N'hésitez pas à rencontrer les acheteurs publics

N'hésitez pas à rencontrer les acheteurs publics

Nouer des relations avec les acheteurs publics est un élément essentiel pour maximiser ses chances de succès. Cela vous permet d'obtenir des informations clés, voire même d'influencer le cahier des charges.

«Quand nous ne sommes pas présents en amont, notre taux de transformation n'est que de 5%. Par contre, lorsqu'on connaît déjà l'acheteur public, nos chances de l'emporter montent à 50%», explique Vincent Bercé, qui dirige le standiste BK Event. Partagée par la grande majorité des experts spécialisés dans l'achat public, la règle d'or de ce patron de PME est résumée par Thierry Craye, dirigeant du cabinet de conseil Optivente: «Les chances sont très réduites quand l'entreprise n'a pas de contact avec l'acheteur». Quand alors et pour quelles raisons taper à la porte de l'administration? «C'est un travail de prospection quotidien, que l'on concentre sur des cibles qui exposent très souvent à des salons ou à des forums», indique Vincent Bercé. Cette prospection commerciale classique permettra à vos prospects de vous identifier et, pourquoi pas, de faire appel à vous à l'occasion des commandes de gré à gré, catégorie de marché pour laquelle l'acheteur public a le droit de s'adresser à l'entreprise de son choix, sans recourir à la publicité.




Faut-il participer à l'élaboration du cahier des charges?

L'autre avantage de ce travail de fourmi, c'est d'être en mesure de détecter très en amont les appels d'offres. Voire de participer avec l'acheteur public à l'élaboration de son cahier des charges. «La loi autorise tout contact préalable entre l'acheteur public et l'entreprise dans la mesure où cela contribue à l'élaboration du cahier des charges.

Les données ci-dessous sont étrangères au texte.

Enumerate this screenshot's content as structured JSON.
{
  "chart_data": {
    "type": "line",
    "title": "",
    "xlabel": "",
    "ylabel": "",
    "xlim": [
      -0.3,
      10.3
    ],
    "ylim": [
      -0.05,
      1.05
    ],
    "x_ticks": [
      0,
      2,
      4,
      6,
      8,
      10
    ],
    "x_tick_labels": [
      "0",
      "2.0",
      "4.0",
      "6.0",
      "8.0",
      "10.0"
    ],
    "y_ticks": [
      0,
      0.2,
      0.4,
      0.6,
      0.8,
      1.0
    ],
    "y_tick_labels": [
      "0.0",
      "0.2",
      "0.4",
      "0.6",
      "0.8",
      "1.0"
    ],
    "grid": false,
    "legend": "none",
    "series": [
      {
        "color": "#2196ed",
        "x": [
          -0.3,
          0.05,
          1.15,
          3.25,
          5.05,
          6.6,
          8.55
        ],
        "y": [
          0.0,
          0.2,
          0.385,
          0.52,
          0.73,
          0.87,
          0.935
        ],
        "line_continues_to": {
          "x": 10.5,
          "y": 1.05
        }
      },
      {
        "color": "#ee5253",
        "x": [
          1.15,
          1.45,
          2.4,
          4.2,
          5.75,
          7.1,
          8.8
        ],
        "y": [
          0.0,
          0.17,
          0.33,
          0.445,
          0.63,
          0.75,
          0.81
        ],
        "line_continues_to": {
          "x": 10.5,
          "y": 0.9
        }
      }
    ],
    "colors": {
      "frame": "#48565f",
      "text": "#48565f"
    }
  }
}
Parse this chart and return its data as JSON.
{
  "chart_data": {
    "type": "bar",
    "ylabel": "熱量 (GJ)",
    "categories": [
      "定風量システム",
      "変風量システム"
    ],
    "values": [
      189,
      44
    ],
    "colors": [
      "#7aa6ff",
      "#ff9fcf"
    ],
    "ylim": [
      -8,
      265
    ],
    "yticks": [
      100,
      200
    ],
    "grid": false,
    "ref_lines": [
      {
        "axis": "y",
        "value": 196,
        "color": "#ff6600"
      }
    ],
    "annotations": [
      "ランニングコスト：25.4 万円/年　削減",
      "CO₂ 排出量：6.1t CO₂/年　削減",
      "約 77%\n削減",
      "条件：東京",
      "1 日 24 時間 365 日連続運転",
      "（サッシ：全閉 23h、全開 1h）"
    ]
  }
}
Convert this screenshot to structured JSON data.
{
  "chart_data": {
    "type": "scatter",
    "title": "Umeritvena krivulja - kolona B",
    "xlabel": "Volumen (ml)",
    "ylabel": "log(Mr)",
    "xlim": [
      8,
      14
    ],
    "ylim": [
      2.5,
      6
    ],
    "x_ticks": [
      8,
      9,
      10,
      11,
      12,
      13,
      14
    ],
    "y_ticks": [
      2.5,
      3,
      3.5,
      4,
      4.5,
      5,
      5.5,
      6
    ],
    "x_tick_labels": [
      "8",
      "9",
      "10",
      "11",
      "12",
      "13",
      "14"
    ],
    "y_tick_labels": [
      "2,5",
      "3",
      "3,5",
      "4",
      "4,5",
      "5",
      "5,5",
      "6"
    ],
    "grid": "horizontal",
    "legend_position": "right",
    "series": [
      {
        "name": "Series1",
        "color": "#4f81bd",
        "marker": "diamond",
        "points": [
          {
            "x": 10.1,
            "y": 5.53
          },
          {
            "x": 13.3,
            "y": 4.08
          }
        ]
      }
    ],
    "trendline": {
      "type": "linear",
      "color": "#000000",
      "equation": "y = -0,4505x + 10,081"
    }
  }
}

Cela permet à l'acheteur public d'éviter de demander un mouton à cinq pattes», précise Thierry Craye. Pour l'entreprise, c'est, d'une part, la certitude de bien comprendre les besoins de l'acheteur. Ne pas hésiter alors à entrer en relation avec toutes les personnes impliquées dans le processus de décision (utilisateurs, interlocuteurs techniques, administratifs, décisionnaires finaux, etc.). D'autre part, c'est l'occasion rêvée de valoriser l'entreprise, de mettre en avant la qualité de sa prestation et ses avantages concurrentiels (une proximité géographique peut ainsi permettre d'intervenir dans un délai rapide, etc.). Attention, «contribuer à faire émerger le besoin et participer à la rédaction d'un cahier des charges prend du temps et n'offre aucune garantie de succès», certifie Laurent Blind, dirigeant du cabinet Cavena. Mais parfois, ça paie. Certaines entreprises estimant même que leurs chances sont totalement hypothéquées si l'appel d'offres est publié sans qu'elles aient pu se positionner en amont du dossier.




Se positionner en amont

Car, comme l'assure Thierry Craye, «dans certains appels d'offres, on reconnaît parfois des spécificités ou un avantage concurrentiel d'une entreprise concurrente. On pense tout de suite alors que l'appel d'offres est truqué. Honnêtement, je ne dis pas que ce n'est jamais arrivé, mais cela reste excessivement rare. Ce qui se passe la plupart du temps, c'est qu'un fournisseur se positionne en amont du cahier des charges, que l'acheteur public trouve dans son offre une caractéristique qui l'intéresse et que cela se reflète dans l'appel d'offres. Influencer un cahier des charges, on peut le subir... ou en être un acteur». Une fois l'appel d'offres publié, la porte des administrations ne se ferme pas pour autant, même si le cadre légal devient très strict.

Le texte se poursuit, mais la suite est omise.